Deep learning-based predictions of gene perturbation effects do not yet outperform simple linear methods

This article has been Reviewed by the following groups

Read the full article See related articles

Abstract

Advanced deep-learning methods, such as transformer-based foundation models, promise to learn representations of biology that can be employed to predict in silico the outcome of unseen experiments, such as the effect of genetic perturbations on the transcriptomes of human cells. To see whether current models already reach this goal, we benchmarked two state-of-the-art foundation models and one popular graph-based deep learning framework against deliberately simplistic linear models in two important use cases: For combinatorial perturbations of two genes for which only data for the individual single perturbations have been seen, we find that a simple additive model outperformed the deep learning-based approaches. Also, for perturbations of genes that have not yet been seen, but which may be “interpolated” from biological similarity or network context, a simple linear model performed as good as the deep learning-based approaches. While the promise of deep neural networks for the representation of biological systems and prediction of experimental outcomes is plausible, our work highlights the need for critical benchmarking to direct research efforts that aim to bring transfer learning to biology.

Article activity feed

  1. This Zenodo record is a permanently preserved version of a PREreview. You can view the complete PREreview at https://prereview.org/reviews/14019384.

    In this preprint (v4) Ahlmann-Eltze, Huber, and Anders investigate whether sophisticated nonlinear ML models ("foundation models") pre-trained on single-cell RNA sequencing data (scRNA) can predict the effect of gene expression perturbations (e.g. CRISPR knockdown) on scRNA levels. Such models were fine-tuned to the application and then compared to far simpler, linear null models. Null models for predicting unseen double perturbation effects included (i) predicting no effect perturbation does not affect expression), and (ii) an additive model where the effect of a double mutation is the sum of the effects of the single mutants. For analysis of unseen single perturbations, the authors developed a PCA-based linear regression predicting perturbation effects from the correlation structure of the training data. They find that these null models generally outperform fine-tuned non-linear models for predicting both single and double perturbation effects. These results are summarized by the title — Deep learning-based predictions of gene perturbation effects do not yet outperform simple linear methods.

    We have several high level concerns about this work.

    (I) The authors use different linear models for predicting single and double perturbation effects on mRNA levels. For example, the additive null model, which is the only substantive null model considered for double perturbations, can only be applied to double perturbations and only when the single perturbations are separately measured. For this reason the authors devise a distinct model, based on PCA, for predicting single perturbation effects. This model can predict the effects of double perturbations, but the performance of such predictions is not reported. This seems like a far more apt comparison, as the various non-linear models considered can be applied to single and double perturbations both.
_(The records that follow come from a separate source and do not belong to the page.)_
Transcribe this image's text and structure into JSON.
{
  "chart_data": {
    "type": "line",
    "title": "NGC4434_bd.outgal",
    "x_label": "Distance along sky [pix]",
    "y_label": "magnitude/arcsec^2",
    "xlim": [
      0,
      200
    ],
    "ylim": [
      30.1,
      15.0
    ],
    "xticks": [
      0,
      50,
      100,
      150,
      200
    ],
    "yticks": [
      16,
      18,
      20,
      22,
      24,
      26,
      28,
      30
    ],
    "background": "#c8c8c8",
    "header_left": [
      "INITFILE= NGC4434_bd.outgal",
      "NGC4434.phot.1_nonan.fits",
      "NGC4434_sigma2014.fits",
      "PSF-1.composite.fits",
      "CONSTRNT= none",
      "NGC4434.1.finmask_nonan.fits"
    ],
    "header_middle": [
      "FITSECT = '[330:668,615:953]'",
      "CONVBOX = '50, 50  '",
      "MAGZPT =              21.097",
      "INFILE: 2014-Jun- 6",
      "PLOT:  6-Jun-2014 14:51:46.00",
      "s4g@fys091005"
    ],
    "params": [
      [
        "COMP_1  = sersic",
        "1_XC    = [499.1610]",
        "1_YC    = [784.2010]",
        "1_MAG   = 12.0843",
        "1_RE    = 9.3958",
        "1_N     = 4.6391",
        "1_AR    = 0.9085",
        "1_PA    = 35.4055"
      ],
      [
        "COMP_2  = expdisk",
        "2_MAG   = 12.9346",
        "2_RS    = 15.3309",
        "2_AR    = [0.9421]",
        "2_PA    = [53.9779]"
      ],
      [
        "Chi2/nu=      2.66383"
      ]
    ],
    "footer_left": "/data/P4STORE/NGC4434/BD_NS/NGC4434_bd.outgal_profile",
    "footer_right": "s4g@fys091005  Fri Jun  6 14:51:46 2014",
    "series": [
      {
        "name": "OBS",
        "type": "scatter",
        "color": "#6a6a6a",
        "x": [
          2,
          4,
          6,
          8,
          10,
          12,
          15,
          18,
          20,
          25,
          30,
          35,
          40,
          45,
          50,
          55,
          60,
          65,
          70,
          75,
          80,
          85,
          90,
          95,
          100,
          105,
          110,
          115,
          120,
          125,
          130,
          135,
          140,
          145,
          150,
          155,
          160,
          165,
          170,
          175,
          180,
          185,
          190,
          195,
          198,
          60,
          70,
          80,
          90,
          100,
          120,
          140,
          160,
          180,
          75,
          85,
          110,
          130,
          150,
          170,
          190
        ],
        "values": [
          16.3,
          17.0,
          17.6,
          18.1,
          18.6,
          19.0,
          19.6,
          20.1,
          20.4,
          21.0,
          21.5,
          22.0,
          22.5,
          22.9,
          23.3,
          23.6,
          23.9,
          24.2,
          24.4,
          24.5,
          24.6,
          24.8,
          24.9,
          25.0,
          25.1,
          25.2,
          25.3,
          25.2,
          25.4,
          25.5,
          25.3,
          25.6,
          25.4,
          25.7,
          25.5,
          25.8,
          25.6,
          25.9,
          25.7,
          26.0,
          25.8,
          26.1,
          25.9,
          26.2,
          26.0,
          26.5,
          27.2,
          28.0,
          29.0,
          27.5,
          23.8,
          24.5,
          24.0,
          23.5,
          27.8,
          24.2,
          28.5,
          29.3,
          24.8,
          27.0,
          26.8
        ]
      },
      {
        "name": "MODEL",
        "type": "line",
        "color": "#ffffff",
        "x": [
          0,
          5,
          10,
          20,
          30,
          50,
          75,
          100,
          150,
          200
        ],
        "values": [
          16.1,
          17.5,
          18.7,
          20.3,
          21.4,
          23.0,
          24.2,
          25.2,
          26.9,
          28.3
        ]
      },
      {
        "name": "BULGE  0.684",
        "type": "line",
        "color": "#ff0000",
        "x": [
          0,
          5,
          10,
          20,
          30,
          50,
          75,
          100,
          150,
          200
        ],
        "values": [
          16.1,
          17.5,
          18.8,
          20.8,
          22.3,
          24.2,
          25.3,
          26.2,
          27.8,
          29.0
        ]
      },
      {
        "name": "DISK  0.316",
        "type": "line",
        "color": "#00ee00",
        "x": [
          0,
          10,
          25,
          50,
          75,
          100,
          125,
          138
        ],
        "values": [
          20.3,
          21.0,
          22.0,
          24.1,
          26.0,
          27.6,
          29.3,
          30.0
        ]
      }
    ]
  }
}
    (II) The fine-tuning procedure applied to scFoundation, scGPT, and Gears, is not adequately described. We could not replicate the procedure if we attempted. We have some concerns here. (a) The linear models operate on pseudobulked data — i.e. per-condition averages of scRNA levels. The methods section does not make it clear whether average effects or per-cell effects were predicted from ML models like scFoundation, and some plots comparing ML models to nulls appear to make predictions for every cell rather than every condition (e.g. Fig 1C). If the deep learning models are indeed trained in such a fashion, then identical inputs (perturbations) are implicitly expected to have different outputs (expression levels), which is impossible in non-probabilistic neural networks. Training on this kind of data can lead to poor performance. (b) Relatedly, does the scRNA data have any value over bulk data here? None of the models are tested for their capacity to predict variance in RNA counts across cells in the same condition, for example. Perhaps the training on scRNA data is expected to enable models to learn the correlations needed to predict perturbation effects? This point should be made explicitly if so.

    (III) Very little of the fine-tuning procedure is described. Casual statements like "we limited the fine-tuning time to three days" are insufficient to understand or reproduce the work. How was this criterion chosen? What learning rate was used, and which learning rates were experimented with (using a held-out validation test)? How were batches constructed? Was an early stopping criterion applied? Without such crucial details, it is difficult to evaluate the work. Indeed, it is entirely possible that the results reported are due to overfitting of the non-linear models. 

    (IV) Does the pre-training of the foundation models make them appropriate to the tasks at hand? The authors should describe how the foundation models (and Gears) were trained and whether the effects of genetic perturbations were included in the pretraining data. If the training data included genetic perturbations or some other source of relevant data, then it seems important to demonstrate that fine-tuning improves model predictions of unseen perturbations (i.e. generalization). 

    Competing interests

    The authors declare that they have no competing interests.